Andrew J. Rotherham and Sara Mead
Education Sector, February, 2006
This report takes a hard look at what it means to make Newsweek’s recent list of best high schools in America. Newsweek’s rankings are generated using a fairly simple measure—the Challenge Index, which is determined by dividing the number of Advanced Placement (AP) tests and International Baccalaureate (IB) tests taken at a particular school by the number of graduating seniors. Rotherham and Mead argue the Challenge Index ignores key data on achievement gaps and overall graduation rates (i.e., the number of students who should have graduated). Consequently, schools with achievement gaps as high as 56 percentage points in reading between economically disadvantaged students and their more affluent peers can still make the list. This explains why of the top schools making the Newsweek list, the average graduation rate for African American students was only a mediocre 71 percent. Couple these figures with the fact that AP and IB tests are often taken by a disproportionately small number of students and the list seems even more suspect. Rotherham and Mead recommend creating a more comprehensive metric that includes AYP data for student subgroups or even a panel of professionals to evaluate the rankings.  

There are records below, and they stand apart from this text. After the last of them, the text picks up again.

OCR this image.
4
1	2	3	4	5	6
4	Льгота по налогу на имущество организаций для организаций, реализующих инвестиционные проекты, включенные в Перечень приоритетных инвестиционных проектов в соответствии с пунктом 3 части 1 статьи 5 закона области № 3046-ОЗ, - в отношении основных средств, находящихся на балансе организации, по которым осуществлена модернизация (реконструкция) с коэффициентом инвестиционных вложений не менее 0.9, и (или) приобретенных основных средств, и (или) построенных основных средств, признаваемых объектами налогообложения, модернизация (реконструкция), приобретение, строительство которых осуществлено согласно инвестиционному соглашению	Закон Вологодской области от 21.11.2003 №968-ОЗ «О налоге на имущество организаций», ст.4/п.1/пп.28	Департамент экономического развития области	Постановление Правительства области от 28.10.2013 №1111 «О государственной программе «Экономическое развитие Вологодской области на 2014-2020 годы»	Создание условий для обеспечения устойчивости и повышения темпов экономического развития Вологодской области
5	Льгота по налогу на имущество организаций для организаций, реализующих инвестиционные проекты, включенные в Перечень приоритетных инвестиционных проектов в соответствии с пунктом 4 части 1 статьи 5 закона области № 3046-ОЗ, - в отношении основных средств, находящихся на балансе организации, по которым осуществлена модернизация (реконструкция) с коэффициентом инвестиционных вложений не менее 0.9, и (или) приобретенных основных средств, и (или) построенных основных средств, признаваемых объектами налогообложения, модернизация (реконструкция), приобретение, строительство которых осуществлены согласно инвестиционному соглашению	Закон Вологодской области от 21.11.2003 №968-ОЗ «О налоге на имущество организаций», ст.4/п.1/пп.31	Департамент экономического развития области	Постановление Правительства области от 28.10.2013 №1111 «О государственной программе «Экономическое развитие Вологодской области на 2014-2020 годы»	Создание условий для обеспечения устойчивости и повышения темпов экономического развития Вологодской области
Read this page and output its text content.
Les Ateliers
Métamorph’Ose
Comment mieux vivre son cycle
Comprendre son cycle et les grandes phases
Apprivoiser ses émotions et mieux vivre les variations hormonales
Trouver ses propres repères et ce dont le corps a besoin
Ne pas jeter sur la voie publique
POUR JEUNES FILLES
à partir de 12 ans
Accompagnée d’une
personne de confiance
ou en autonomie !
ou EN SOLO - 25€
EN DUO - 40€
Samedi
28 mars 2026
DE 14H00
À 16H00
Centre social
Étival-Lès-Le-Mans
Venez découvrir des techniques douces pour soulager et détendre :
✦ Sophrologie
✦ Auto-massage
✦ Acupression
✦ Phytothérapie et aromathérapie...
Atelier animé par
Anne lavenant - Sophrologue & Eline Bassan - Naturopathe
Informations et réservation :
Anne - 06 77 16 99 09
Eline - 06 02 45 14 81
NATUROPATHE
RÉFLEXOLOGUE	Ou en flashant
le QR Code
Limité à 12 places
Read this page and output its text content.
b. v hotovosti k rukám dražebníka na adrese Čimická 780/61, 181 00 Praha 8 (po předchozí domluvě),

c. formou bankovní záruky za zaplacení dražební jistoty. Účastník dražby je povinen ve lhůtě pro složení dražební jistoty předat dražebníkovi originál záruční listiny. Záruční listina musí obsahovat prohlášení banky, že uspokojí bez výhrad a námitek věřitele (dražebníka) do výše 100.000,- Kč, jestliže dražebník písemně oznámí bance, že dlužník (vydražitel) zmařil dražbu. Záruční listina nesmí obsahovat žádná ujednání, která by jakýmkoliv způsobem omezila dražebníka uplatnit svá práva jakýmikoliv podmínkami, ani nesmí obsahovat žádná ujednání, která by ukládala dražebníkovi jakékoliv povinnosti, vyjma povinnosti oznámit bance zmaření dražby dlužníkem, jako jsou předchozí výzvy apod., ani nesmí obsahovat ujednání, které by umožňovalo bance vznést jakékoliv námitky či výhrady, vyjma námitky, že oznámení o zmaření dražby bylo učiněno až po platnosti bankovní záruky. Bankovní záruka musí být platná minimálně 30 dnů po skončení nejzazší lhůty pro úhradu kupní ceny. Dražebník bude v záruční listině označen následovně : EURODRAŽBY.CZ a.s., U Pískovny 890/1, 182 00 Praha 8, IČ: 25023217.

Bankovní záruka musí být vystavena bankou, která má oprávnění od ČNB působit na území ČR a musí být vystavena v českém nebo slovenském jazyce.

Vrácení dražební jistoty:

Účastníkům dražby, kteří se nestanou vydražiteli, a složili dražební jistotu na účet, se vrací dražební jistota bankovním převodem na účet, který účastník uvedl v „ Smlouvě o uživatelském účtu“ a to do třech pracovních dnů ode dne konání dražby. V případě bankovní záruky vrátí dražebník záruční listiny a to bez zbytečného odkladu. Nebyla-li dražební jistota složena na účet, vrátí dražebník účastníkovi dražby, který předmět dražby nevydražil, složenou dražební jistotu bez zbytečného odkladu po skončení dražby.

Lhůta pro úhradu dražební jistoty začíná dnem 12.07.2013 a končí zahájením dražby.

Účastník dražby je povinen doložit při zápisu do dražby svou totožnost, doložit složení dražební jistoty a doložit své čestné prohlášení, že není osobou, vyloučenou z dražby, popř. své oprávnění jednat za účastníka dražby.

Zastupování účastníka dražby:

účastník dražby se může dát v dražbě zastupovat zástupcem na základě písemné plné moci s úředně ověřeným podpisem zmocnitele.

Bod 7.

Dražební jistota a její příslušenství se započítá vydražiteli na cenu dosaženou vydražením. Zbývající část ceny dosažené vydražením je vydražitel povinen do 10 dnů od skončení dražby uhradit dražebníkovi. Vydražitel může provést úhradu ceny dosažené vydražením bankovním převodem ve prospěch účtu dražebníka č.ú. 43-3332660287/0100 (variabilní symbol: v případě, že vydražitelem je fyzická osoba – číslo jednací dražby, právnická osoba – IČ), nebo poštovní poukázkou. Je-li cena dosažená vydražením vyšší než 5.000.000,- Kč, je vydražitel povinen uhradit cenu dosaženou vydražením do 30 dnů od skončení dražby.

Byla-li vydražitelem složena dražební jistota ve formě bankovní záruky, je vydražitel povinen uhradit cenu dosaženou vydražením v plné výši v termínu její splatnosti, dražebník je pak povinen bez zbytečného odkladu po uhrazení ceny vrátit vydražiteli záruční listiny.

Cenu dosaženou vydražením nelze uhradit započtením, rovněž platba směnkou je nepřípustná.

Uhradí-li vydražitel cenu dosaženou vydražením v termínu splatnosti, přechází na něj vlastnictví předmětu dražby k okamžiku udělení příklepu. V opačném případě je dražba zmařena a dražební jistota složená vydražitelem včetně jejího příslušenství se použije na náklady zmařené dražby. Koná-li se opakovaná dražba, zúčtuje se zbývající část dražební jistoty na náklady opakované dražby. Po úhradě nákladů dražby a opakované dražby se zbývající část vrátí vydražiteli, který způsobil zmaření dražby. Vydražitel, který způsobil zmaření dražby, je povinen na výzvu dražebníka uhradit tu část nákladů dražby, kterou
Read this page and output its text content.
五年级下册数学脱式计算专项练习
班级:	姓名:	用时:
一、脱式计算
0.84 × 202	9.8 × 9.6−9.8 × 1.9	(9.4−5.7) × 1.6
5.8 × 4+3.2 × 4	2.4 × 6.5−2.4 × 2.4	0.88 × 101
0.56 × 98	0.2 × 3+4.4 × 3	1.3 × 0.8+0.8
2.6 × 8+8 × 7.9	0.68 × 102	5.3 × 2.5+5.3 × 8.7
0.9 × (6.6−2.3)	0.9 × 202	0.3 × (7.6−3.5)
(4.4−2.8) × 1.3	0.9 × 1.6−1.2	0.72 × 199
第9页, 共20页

Jay Mathews, a Washington Post columnist and creator of the Challenge Index, offers a rebuttal to the report. He agrees that the Challenge Index is both narrow and simple—that’s the point. If achievement gap and graduation numbers were considered in the calculations, he contends, few inner city schools would ever make the list. To be sure, fairly measuring high school quality is no easy task. But excluding key indicators of school performance for the sake of simplicity doesn’t serve the “best” interests of readers, schools, or students.